Sexo e coração geram mitos. Araújo e seus colegas foram descobrir no Japão dos anos 60 a origem da crença de que sexo extraconjugal é mais perigoso para o coração. Pode ser mais perigoso para o casamento. Mas não para a saúde. O estudo que suscitou essa crença foi realizado com um pequeno número de frequentadores de casas de gueixas e não houve comparação com outros tipos de relacionamento.

— Na verdade, esse estudo é muito citado e quase não foi lido. Só existe em japonês, não está on-line e praticamente desapareceu. A pesquisa em si era muito superficial. Mas a lenda que gerou perdura até hoje — comenta Araújo.

RESTRIÇÕES TEMPORÁRIAS

Outro mito é a comparação com o esforço de subir escadas.
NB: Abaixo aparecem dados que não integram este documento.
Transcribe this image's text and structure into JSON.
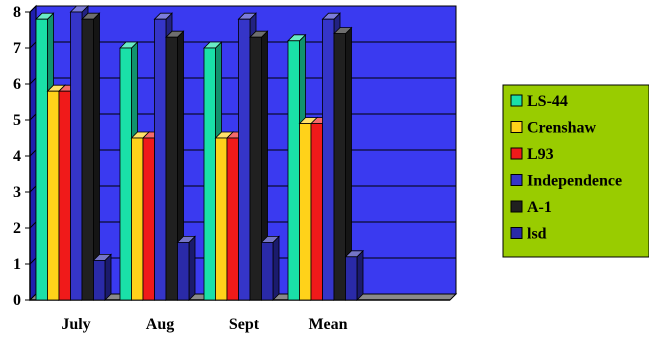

— Há quem acredite que fazer sexo equivale a subir três lances de escada. Não sei bem de onde saiu esta ideia. Mas uma relação sexual, no que diz respeito a gasto de energia, está mais para uma caminhada. E isso não tem muito a ver com a criatividade das posições adotadas — salienta.

Segundo ele, a verdade é que a chance de morte durante a atividade sexual é muito pequena, mesmo para cardíacos. Podem existir restrições temporárias:

— Morrer durante uma atividade física já é incomum. E menos de 2% das mortes associadas a atividades físicas aconteceram durante o ato sexual. E isso para os homens. Para as mulheres, é quase zero.

O estudo indica que mesmo pacientes com pontes de safena, stents e angina podem retomar a atividade sexual, se medicados e bem orientados por médico.